Originally Posted by
Trakhak
I've been following pro bike racing for 60 years and remember a quote from Jacques Anquetil, who said, in response to a question, "You can't ride the Tour de France on mineral water. You'd have to be an imbecile or hypocrite to imagine that a professional cyclist who rides 235 days a year can hold himself together without stimulants."
He also said that he believed that, having trained and raced as hard as he did, he wouldn't live into old age. He died at age 53.
But, as 63rickert very intelligently noted in a recent thread (maybe this one), most current pros race about a third as much as the pros did in past decades.
We all know how the state of the art has changed in tech, training, nutrition, etc.
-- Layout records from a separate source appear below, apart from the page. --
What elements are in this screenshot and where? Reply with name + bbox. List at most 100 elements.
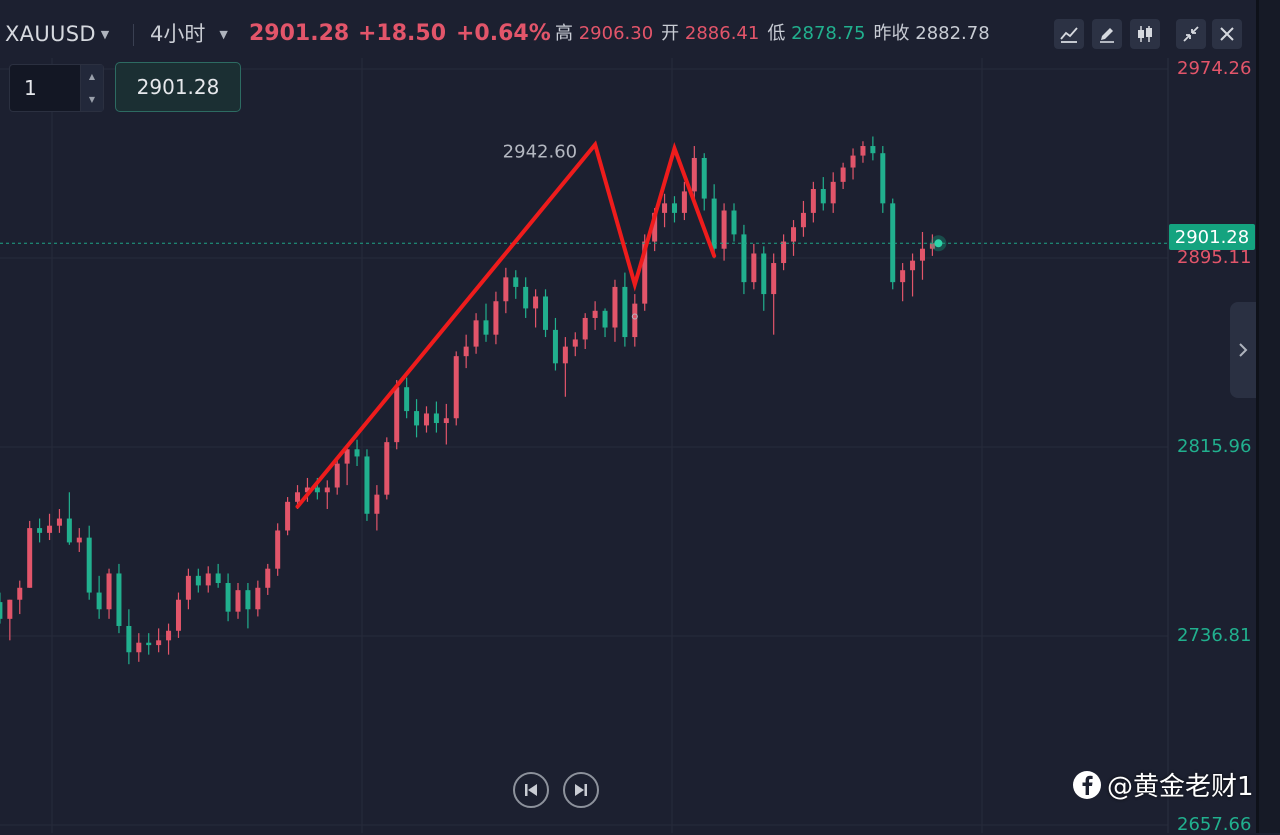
candle xyxy=(493,291,499,345)
candle xyxy=(919,231,925,280)
candle xyxy=(731,203,737,242)
indicator-button[interactable] xyxy=(1054,19,1084,49)
candle xyxy=(126,609,132,665)
candle xyxy=(116,563,122,634)
symbol-selector[interactable]: XAUUSD ▼ xyxy=(5,20,110,49)
price-axis-tick: 2974.26 xyxy=(1177,58,1252,79)
candle xyxy=(582,313,588,350)
timeframe-selector[interactable]: 4小时 ▼ xyxy=(150,20,228,49)
candle xyxy=(503,267,509,314)
candle xyxy=(890,198,896,290)
ohlc-readout: 高 2906.30 开 2886.41 低 2878.75 昨收 2882.78 xyxy=(555,20,990,48)
open-label: 开 xyxy=(661,23,680,44)
open-value: 2886.41 xyxy=(684,23,760,44)
candle xyxy=(96,575,102,619)
peak-price-label: 2942.60 xyxy=(503,142,577,163)
candle xyxy=(830,172,836,213)
stepper-controls: ▲ ▼ xyxy=(80,65,103,111)
previous-button[interactable] xyxy=(513,772,549,808)
candle xyxy=(910,253,916,297)
skip-forward-icon xyxy=(575,784,587,796)
candle xyxy=(800,200,806,237)
candle xyxy=(334,458,340,495)
price-axis-tick: 2815.96 xyxy=(1177,436,1252,457)
candle xyxy=(275,523,281,576)
low-label: 低 xyxy=(767,23,786,44)
candle xyxy=(324,480,330,509)
candle xyxy=(66,492,72,545)
high-value: 2906.30 xyxy=(578,23,654,44)
candle xyxy=(721,203,727,261)
chart-type-button[interactable] xyxy=(1130,19,1160,49)
candle xyxy=(900,263,906,302)
pencil-icon xyxy=(1100,28,1114,43)
prev-close-label: 昨收 xyxy=(873,23,910,44)
chart-annotations: 2942.60 xyxy=(503,142,638,320)
candle xyxy=(136,633,142,662)
candle xyxy=(344,444,350,486)
decrement-button[interactable]: ▼ xyxy=(81,88,103,111)
candle xyxy=(235,583,241,619)
candle xyxy=(741,224,747,295)
close-button[interactable] xyxy=(1212,19,1242,49)
candle xyxy=(860,141,866,163)
candle xyxy=(304,477,310,502)
candle xyxy=(572,332,578,357)
candle xyxy=(820,177,826,211)
collapse-button[interactable] xyxy=(1176,19,1206,49)
symbol-name: XAUUSD xyxy=(5,22,96,46)
last-price: 2901.28 xyxy=(249,21,350,46)
candle-type-icon xyxy=(1138,26,1152,42)
candle xyxy=(870,136,876,161)
candle xyxy=(56,508,62,533)
high-label: 高 xyxy=(555,23,573,44)
candle xyxy=(761,246,767,311)
quantity-value[interactable]: 1 xyxy=(24,76,37,100)
increment-button[interactable]: ▲ xyxy=(81,65,103,88)
candle xyxy=(47,513,53,541)
candle xyxy=(533,289,539,328)
next-button[interactable] xyxy=(563,772,599,808)
candle xyxy=(751,243,757,290)
candle xyxy=(195,568,201,593)
close-icon xyxy=(1220,27,1234,41)
chevron-down-icon: ▼ xyxy=(100,28,110,41)
candle xyxy=(384,437,390,500)
candle xyxy=(364,449,370,521)
candle xyxy=(225,573,231,622)
candle xyxy=(265,563,271,595)
trend-zigzag-line[interactable] xyxy=(295,140,717,509)
candle xyxy=(106,568,112,619)
candle xyxy=(711,184,717,259)
candle xyxy=(185,568,191,610)
candle xyxy=(691,146,697,206)
price-axis-tick: 2736.81 xyxy=(1177,625,1252,646)
draw-button[interactable] xyxy=(1092,19,1122,49)
candle xyxy=(612,279,618,342)
candle xyxy=(0,592,3,624)
prev-close-value: 2882.78 xyxy=(915,23,990,44)
candle xyxy=(592,301,598,330)
candle xyxy=(701,153,707,211)
order-price-button[interactable]: 2901.28 xyxy=(115,62,241,112)
chevron-up-icon: ▲ xyxy=(88,72,96,81)
candle xyxy=(781,234,787,271)
chevron-right-icon xyxy=(1239,343,1248,357)
candle xyxy=(791,220,797,256)
watermark-text: @黄金老财1 xyxy=(1107,772,1254,802)
candle xyxy=(374,485,380,531)
live-price-dot xyxy=(934,239,943,248)
candle xyxy=(285,497,291,536)
candle xyxy=(255,580,261,617)
candle xyxy=(245,583,251,629)
candle xyxy=(17,580,23,615)
candlestick-series xyxy=(0,136,935,665)
candle xyxy=(76,528,82,552)
drawn-trend-lines[interactable] xyxy=(295,140,717,509)
quantity-stepper[interactable]: 1 ▲ ▼ xyxy=(9,64,104,112)
expand-panel-tab[interactable] xyxy=(1230,302,1256,398)
low-marker xyxy=(631,313,638,320)
candle xyxy=(354,439,360,467)
candle xyxy=(483,303,489,342)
But my guess is that cutting back on race days and increasing the time spent resting and recuperating have made, if anything, more of a difference than any or maybe all of the other changes.
To me, what beggars belief is the suggestion that doping is responsible for the average speed of entire pelotons increasing as much as it has, despite the fact that almost no one has tested positive.
Point to consider:
The doping generation also raced less. Some of them only peaked for on race, like the tour.
Post doping, we had 10 years of doldrums- no records broken, meh racing.
Past 5 years we’ve all the sudden seen every record smashed. And not just by the top guys. The 2nd and third group are often beating climb records.
Bike advancements - sure.
But - pure power numbers and W/kg are at levels never seen.
-It’s not all about sugar. Because we see these levels in short TT’s.
-It happened seemingly overnight. They couldn’t, then they could.
—and here is the biggie
They come into the racing season at levels higher than the dopers peaked at- and maintain those numbers thru the entire season.
Pogi breaks records that were set in races/at peak form time, while he is in training camp.
The ability to be faster/stronger out of the gate and all year long is nuts.
And if they are flat for the most part all year, what could they actually do if they trained solely for a peak/one race?